Ali, a jubilant 24-year-old, is finally in the stands himself for an international football match in Iraq — the first to be held in the country in years.
“Before, I watched these matches on TV. Today I’m at the stadium,” says Ali, wearing an Air Force Club jersey and a flag bearing the team’s falcon emblem around his neck.
The match between the Air Force and Al-Zawraa clubs — part of the Asian Football Confederation (AFC) Cup, which the former team won last year — marks the return of international play to football-crazed Iraq for the first time since 2013.
“Football is our oxygen — we breath football,” Ali says.

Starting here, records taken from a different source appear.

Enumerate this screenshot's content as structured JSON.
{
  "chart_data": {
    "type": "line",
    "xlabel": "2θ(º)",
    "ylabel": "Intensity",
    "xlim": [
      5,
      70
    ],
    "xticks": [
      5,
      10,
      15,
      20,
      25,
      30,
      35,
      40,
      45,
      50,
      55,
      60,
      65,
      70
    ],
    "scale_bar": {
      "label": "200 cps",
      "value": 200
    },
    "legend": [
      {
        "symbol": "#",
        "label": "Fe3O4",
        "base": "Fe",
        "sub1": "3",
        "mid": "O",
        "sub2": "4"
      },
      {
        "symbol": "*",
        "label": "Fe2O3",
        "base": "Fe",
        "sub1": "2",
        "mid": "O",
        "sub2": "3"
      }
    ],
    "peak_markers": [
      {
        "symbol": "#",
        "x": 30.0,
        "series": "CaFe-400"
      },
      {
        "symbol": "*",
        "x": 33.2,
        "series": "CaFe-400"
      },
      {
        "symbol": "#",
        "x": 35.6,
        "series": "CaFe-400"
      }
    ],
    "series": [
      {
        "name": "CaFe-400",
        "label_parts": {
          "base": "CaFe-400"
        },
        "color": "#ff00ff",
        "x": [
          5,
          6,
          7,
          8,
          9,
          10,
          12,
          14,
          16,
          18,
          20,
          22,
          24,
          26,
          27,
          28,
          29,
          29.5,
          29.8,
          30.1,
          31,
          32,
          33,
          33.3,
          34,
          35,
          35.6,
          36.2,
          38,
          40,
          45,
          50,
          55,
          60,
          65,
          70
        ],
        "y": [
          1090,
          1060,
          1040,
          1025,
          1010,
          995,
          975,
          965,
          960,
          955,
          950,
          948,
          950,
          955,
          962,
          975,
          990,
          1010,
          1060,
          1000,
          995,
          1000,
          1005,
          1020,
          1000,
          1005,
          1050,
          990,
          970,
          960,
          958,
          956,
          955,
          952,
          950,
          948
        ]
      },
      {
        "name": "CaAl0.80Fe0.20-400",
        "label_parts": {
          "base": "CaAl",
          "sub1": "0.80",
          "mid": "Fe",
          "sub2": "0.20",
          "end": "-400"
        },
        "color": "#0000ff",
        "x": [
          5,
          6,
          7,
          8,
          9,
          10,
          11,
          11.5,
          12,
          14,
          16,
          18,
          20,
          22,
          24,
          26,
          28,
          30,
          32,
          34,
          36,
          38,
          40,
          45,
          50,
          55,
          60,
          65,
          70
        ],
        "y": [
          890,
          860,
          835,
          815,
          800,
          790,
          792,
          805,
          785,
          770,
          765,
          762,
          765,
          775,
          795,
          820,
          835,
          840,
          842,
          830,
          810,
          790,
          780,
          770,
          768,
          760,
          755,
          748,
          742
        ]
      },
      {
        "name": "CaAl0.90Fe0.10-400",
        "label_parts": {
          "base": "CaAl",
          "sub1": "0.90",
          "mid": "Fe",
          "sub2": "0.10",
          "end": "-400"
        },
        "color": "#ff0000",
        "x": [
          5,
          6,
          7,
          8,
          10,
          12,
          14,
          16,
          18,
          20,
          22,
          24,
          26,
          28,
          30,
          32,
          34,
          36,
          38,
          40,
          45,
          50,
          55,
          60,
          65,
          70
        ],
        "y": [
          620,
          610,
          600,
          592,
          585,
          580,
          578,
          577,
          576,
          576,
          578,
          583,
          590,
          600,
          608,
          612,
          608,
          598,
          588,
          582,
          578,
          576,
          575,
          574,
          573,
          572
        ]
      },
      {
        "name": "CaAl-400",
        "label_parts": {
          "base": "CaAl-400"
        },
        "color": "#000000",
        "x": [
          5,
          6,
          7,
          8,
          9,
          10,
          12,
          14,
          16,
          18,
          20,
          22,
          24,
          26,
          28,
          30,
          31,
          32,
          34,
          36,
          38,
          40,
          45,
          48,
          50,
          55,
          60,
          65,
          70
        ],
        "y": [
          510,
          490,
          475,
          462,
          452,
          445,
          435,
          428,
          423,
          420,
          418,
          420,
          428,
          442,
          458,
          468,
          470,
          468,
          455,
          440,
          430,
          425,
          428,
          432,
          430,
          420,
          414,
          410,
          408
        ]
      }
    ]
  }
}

The law student came by bus along with other fans to the Kurdish regional capital Arbil, where the match was held.
“I would have liked it to be in Baghdad, but that’s how it is. We’re so happy,” Ali says.
Arbil and other areas of Iraqi Kurdistan have largely been spared the years of brutal bloodshed that have plagued other parts of Iraq.
Iraqis’ passion for football cuts across the deep religious and political divisions that have fuelled horrific violence in the country for years, and the country’s national teams have brought people together amid some of the worst of the unrest.
But world football’s governing body FIFA and the AFC have periodically banned Iraq from hosting international matches, most recently in 2013 after a coach was killed by security forces.
Violence was rising, part of a multi-year crescendo of bloodshed that culminated in the Islamic State group’s takeover of large areas north and west of Baghdad the following summer.
Among the targets of frequent jihadist attacks in 2013 were football pitches where Iraqi children played the sport and cafes broadcasting matches.
At the stadium in Arbil, soldiers patrol and security is tight for a match that is a test of Iraq’s ability to host such events, and which comes during a three-month FIFA-imposed probation period for the country.
In the stands, fans jump, sing and scream, with Air Force supporters and their deafening vuvuzelas winning the battle of decibels.
“The heart is mine but what makes it beat is Al-Zawraa,” proclaims one of their flags.
“We are going to show a good image of Iraqi stadiums, of Iraqi football, says Anwar, a 25-year-old Al-Zawraa supporter.
“We have a responsibility, we the public,” says Ahmed Abdullah, another fan of Al-Zawraa.
He came from Baghdad on one of 15 buses chartered by the club.
“We are so happy, even if it’s far away,” he says, while adding that the ban on international play in Baghdad should be lifted because “it will not always be possible to come this far.”
It is a common sentiment among fans: they want the ban on matches being held elsewhere in the country to be lifted.
“The public is thirsty for matches like this,” says Ali Fadel, a 50-year-old taxi driver.
Founded in 1931, Air Force is the oldest club in Iraq and the current holder if the AFC title, while Al-Zawraa, with 12 Iraqi league championships, is the most titled team in the country.
Fadel, who has been an Air Force fan since he was seven years old, splits his time between Cairo and Baghdad, and came to Iraq especially to watch the match.
For him, the match rights the wrong of the “unnecessary” and “unjust” ban on international play in Iraq.
“We have a good public, beautiful stadiums. We have been deprived of such matches for too long.”